En Russie, nous ne voulons pas non plus vivre comme cela. Nous résistons ou du moins nous essayons de préserver nos convictions et nos principes fondés sur la tradition humaniste de la culture russe et, quand nous lisons sur internet un nouvel appel à comprendre Vladimir Poutine ou à se retrouver à mi-chemin, cela est perçu en Russie comme une complicité avec les criminels qui oppriment et qui ruinent notre propre pays.
Ces appels reposent sur un mépris profond, presque raciste, pour le peuple russe, pour qui, selon les pacifistes progressistes occidentaux, il est parfaitement naturel et acceptable de vivre sous la férule d’une dictature corrompue.
Bien sûr, quand nous vous disons que le régime de Vladimir Poutine est une menace pour l’occident et pour l’ensemble de l’humanité, c’est un non-sens total. Les personnes pour lesquelles ce régime représente la menace la plus terrible sont, à part les ukrainiens, qui sont bombardés quotidiennement par des obus et des missiles, les russes eux-mêmes, leur peuple, leur culture et leur avenir.
Il est clair que Vladimir Poutine et le système qu’il dirige ont changé au cours des dernières années. Au milieu des années 2010, Vladimir Poutine pouvait sembler tout à fait décent par rapport à d’autres politiciens du monde. Il menait la même politique antisociale, il mentait de la même manière et il essayait de manipuler l’opinion publique, comme ses homologues occidentaux.

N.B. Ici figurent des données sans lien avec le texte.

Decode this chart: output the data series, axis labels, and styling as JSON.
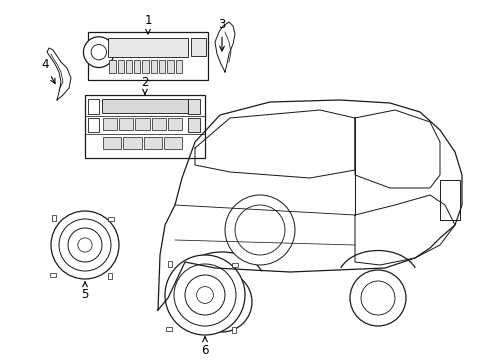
{
  "background_color": "#ffffff",
  "line_color": "#1a1a1a",
  "line_width": 0.9,
  "label_fontsize": 8.5,
  "figsize": [
    4.89,
    3.6
  ],
  "dpi": 100,
  "xlim": [
    0,
    489
  ],
  "ylim": [
    0,
    360
  ]
}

La crise qui dure depuis trois ans, la guerre et la corruption totale ont entraîné des changements irréversibles, dans lesquels la préservation du régime politique existant s’est avérée incompatible avec les droits humains, avec les libertés démocratiques et avec la préservation élémentaire des règles de l’existence civilisée moderne pour la majorité de la population.
Nous devons régler ce problème nous-mêmes. Personne ne peut savoir à quelle vitesse cela se fera, combien d’épreuves se produiront en cours de route et combien de personnes souffriront encore, mais nous savons exactement ce qui se passera. La décomposition du régime conduira inévitablement le pays à des changements révolutionnaires, sur lesquels les partisans du gouvernement actuel s’exprimeront avec horreur.
Nous demandons une seule chose au public progressiste occidental. Cessez d’aider Vladimir Poutine par vos déclarations conciliantes et ambiguës. Plus ces déclarations seront fréquentes, plus les fonctionnaires, les députés et les policiers seront convaincus que l’ordre actuel peut continuer à exister avec le soutien silencieux ou les grognements hypocrites de l’occident. Chaque déclaration conciliante faite par des intellectuels libéraux aux Etats-Unis entraîne davantage d’arrestations, d’amendes et de perquisitions de militants démocratiques et de simples citoyens russes.
Nous n’avons besoin d’aucune faveur, mais de la compréhension de la réalité russe. Cessez d’identifier Vladimir Poutine et sa bande à la Russie. Réalisez enfin que ceux qui veulent le bien de la Russie et des Russes ne peuvent qu’être des ennemis irréconciliables du pouvoir de Vladimir Poutine”.